Global Health Press
Single HPV vaccine dose may protect adequately

Single HPV vaccine dose may protect adequately

Women who receive only one dose of a human papillomavirus (HPV) vaccine have readily detectable antibody levels that remain stable for four years, suggesting that one dose of the vaccine may be adequate to confer protection.

Receiving one dose of HPV vaccine induced geometric mean titers (GMTs) to HPV serotypes 18 and 16 that were five times and nine times higher, respectively, than those seen in non-immunized seropositive women, Mahboobeh Safaeian, PhD, from the National Cancer Institute in Bethesda, Md., and colleagues reported in Cancer Prevention Research.

Receiving two doses in the three dose HPV vaccine schedule induced even greater GMTs — 14 to 24 times higher than GMTs in nonimmunized women, they added.

“Our study is the first to show that even a single HPV 16/18 vaccine dose induces an antibody response that was readily detected in all vaccinated young women at the end of the 4-year follow-up, although the titers were lower than after two or three doses and the number of one- and two-dose recipients was limited,” Safaeian and colleagues wrote.

The findings have important implications because many patients fail to complete the full three-dose HPV vaccine series, as well as for developing nations with limited resources.

To better understand the relationship between HPV vaccine doses and vaccine efficacy, Safaeian and colleagues examined the magnitude and durability of antibodies to a bivalent HPV16/18 L1 virus-like particle vaccine (Cervarix, GlaxoSmithKline) in four groups: 78 women who received one dose, 140 women who received two doses one month apart, 52 women who received two doses six months apart and 120 women who received all three scheduled doses.

Antibody titers were also measured in 113 unvaccinated women who were HPV 16- or HPV 18-seropositive before vaccination.

All patients were participants in the Costa Rica Vaccine Trial, which involved 7,466 women randomly assigned to receive HPV vaccine or hepatitis A vaccine.

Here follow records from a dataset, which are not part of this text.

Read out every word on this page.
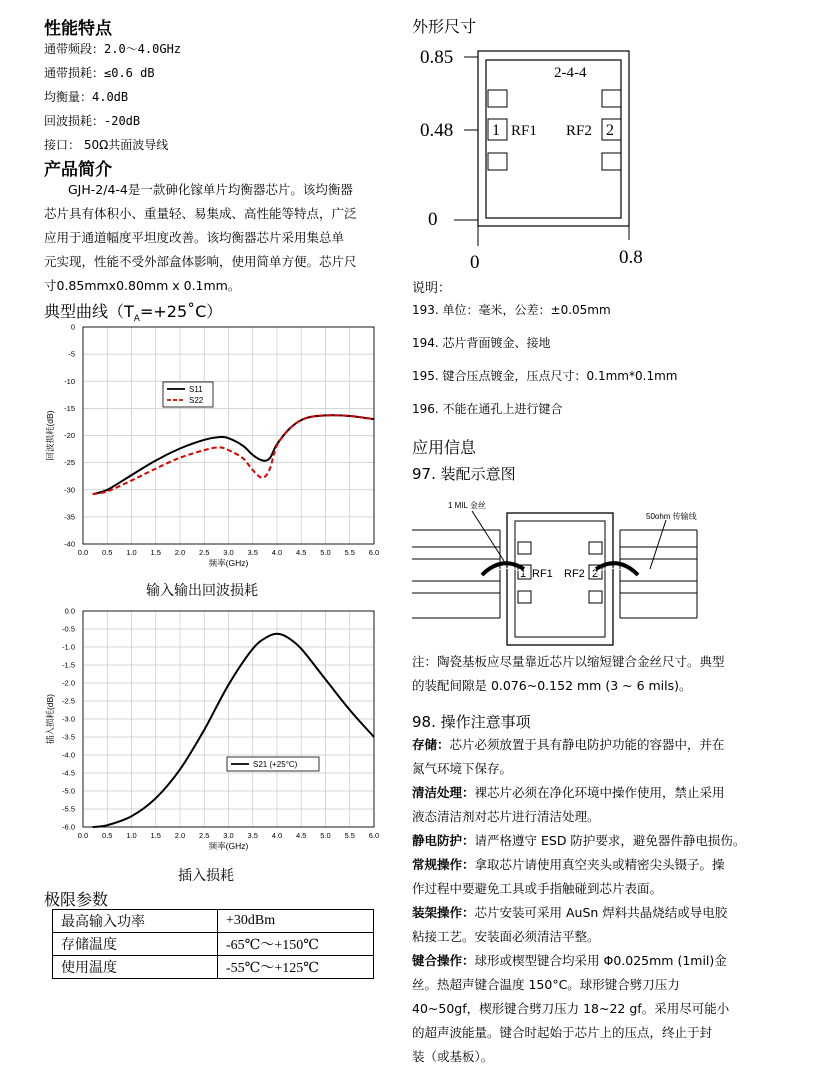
性能特点
通带频段：2.0～4.0GHz
通带损耗：≤0.6 dB
均衡量：4.0dB
回波损耗：-20dB
接口： 50Ω共面波导线
产品简介
GJH-2/4-4是一款砷化镓单片均衡器芯片。该均衡器
芯片具有体积小、重量轻、易集成、高性能等特点，广泛
应用于通道幅度平坦度改善。该均衡器芯片采用集总单
元实现，性能不受外部盒体影响，使用简单方便。芯片尺
寸0.85mmx0.80mm x 0.1mm。
典型曲线$(T_A=+25˚C)$
0.0 0.5 1.0 1.5 2.0 2.5 3.0 3.5 4.0 4.5 5.0 5.5 6.0
0
-5
-10
-15
-20
-25
-30
-35
-40
频率(GHz)
回波损耗(dB)
S11
S22
输入输出回波损耗
0.0 0.5 1.0 1.5 2.0 2.5 3.0 3.5 4.0 4.5 5.0 5.5 6.0
0.0
-0.5
-1.0
-1.5
-2.0
-2.5
-3.0
-3.5
-4.0
-4.5
-5.0
-5.5
-6.0
频率(GHz)
插入损耗(dB)
S21 (+25°C)
插入损耗
极限参数
最高输入功率	+30dBm
存储温度	-65℃～+150℃
使用温度	-55℃～+125℃
外形尺寸
0.85
0.48
0
0	0.8
2-4-4
1	2
RF1 RF2
说明：
193. 单位：毫米，公差：±0.05mm
194. 芯片背面镀金、接地
195. 键合压点镀金，压点尺寸：0.1mm*0.1mm
196. 不能在通孔上进行键合
应用信息
97. 装配示意图
1	2
RF1 RF2
1 MIL 金丝
50ohm 传输线
注：陶瓷基板应尽量靠近芯片以缩短键合金丝尺寸。典型
的装配间隙是 0.076~0.152 mm (3 ~ 6 mils)。
98. 操作注意事项
存储：芯片必须放置于具有静电防护功能的容器中，并在
氮气环境下保存。
清洁处理：裸芯片必须在净化环境中操作使用，禁止采用
液态清洁剂对芯片进行清洁处理。
静电防护：请严格遵守 ESD 防护要求，避免器件静电损伤。
常规操作：拿取芯片请使用真空夹头或精密尖头镊子。操
作过程中要避免工具或手指触碰到芯片表面。
装架操作：芯片安装可采用 AuSn 焊料共晶烧结或导电胶
粘接工艺。安装面必须清洁平整。
键合操作：球形或楔型键合均采用 Φ0.025mm (1mil)金
丝。热超声键合温度 150°C。球形键合劈刀压力
40~50gf，楔形键合劈刀压力 18~22 gf。采用尽可能小
的超声波能量。键合时起始于芯片上的压点，终止于封
装（或基板）。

The researchers determined HPV seropositivity by analyzing serum samples with enzyme-linked immunosorbent assay (ELISA), and quantified HPV DNA using polymerase chain reaction (PCR).

At one month, nearly all vaccinated patients were seropositive to the first dose of vaccines, with similar GMTs observed in all vaccine groups.

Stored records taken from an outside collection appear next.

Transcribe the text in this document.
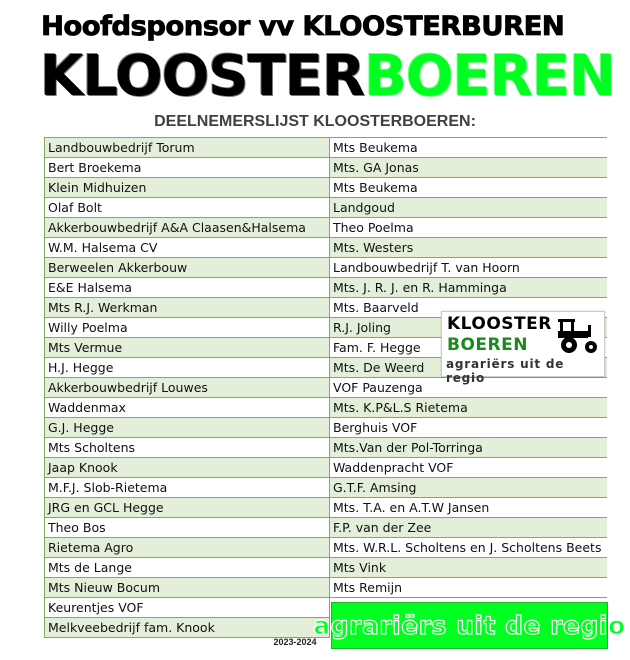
Hoofdsponsor vv KLOOSTERBUREN
KLOOSTERBOEREN
DEELNEMERSLIJST KLOOSTERBOEREN:
Landbouwbedrijf Torum	Mts Beukema
Bert Broekema	Mts. GA Jonas
Klein Midhuizen	Mts Beukema
Olaf Bolt	Landgoud
Akkerbouwbedrijf A&A Claasen&Halsema	Theo Poelma
W.M. Halsema CV	Mts. Westers
Berweelen Akkerbouw	Landbouwbedrijf T. van Hoorn
E&E Halsema	Mts. J. R. J. en R. Hamminga
Mts R.J. Werkman	Mts. Baarveld
Willy Poelma	R.J. Joling
Mts Vermue	Fam. F. Hegge
H.J. Hegge	Mts. De Weerd
Akkerbouwbedrijf Louwes	VOF Pauzenga
Waddenmax	Mts. K.P&L.S Rietema
G.J. Hegge	Berghuis VOF
Mts Scholtens	Mts.Van der Pol-Torringa
Jaap Knook	Waddenpracht VOF
M.F.J. Slob-Rietema	G.T.F. Amsing
JRG en GCL Hegge	Mts. T.A. en A.T.W Jansen
Theo Bos	F.P. van der Zee
Rietema Agro	Mts. W.R.L. Scholtens en J. Scholtens Beets
Mts de Lange	Mts Vink
Mts Nieuw Bocum	Mts Remijn
Keurentjes VOF	
Melkveebedrijf fam. Knook	
KLOOSTER
BOEREN
agrariërs uit de regio
agrariërs uit de regio
2023-2024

After four years of follow-up, all women in all four vaccinated groups remained seropositive for HPV16/18. The ratios of HPV 16 and HPV 18 GMTs for the one-dose group versus the three-dose group were 0.18 (95% CI 0.14-0.24) and 0.21 (95% CI 0.16-0.28).

Compared with the natural infection group, HPV16/18 titers were at least 14 to 24 times higher for the two-dose groups and five to nine times higher for the one-dose group. GMTs were similar among women who received two doses six months apart and who received three doses.

“The high efficacy after single dose suggests that long-term protection may not require the 5-fold higher titers induced by three doses of the vaccine. Fewer doses would be less expensive and logistically easier to deliver, therefore increasing vaccine accessibility worldwide,” the researchers wrote.

They acknowledged that alternate HPV vaccine schedules could limit additional protection against related HPV types due to cross-neutralizing antibodies observed with the standard three-dose vaccine schedule, but noted this may be less important as second generation HPV vaccines that target more oncogenic HPV types are developed.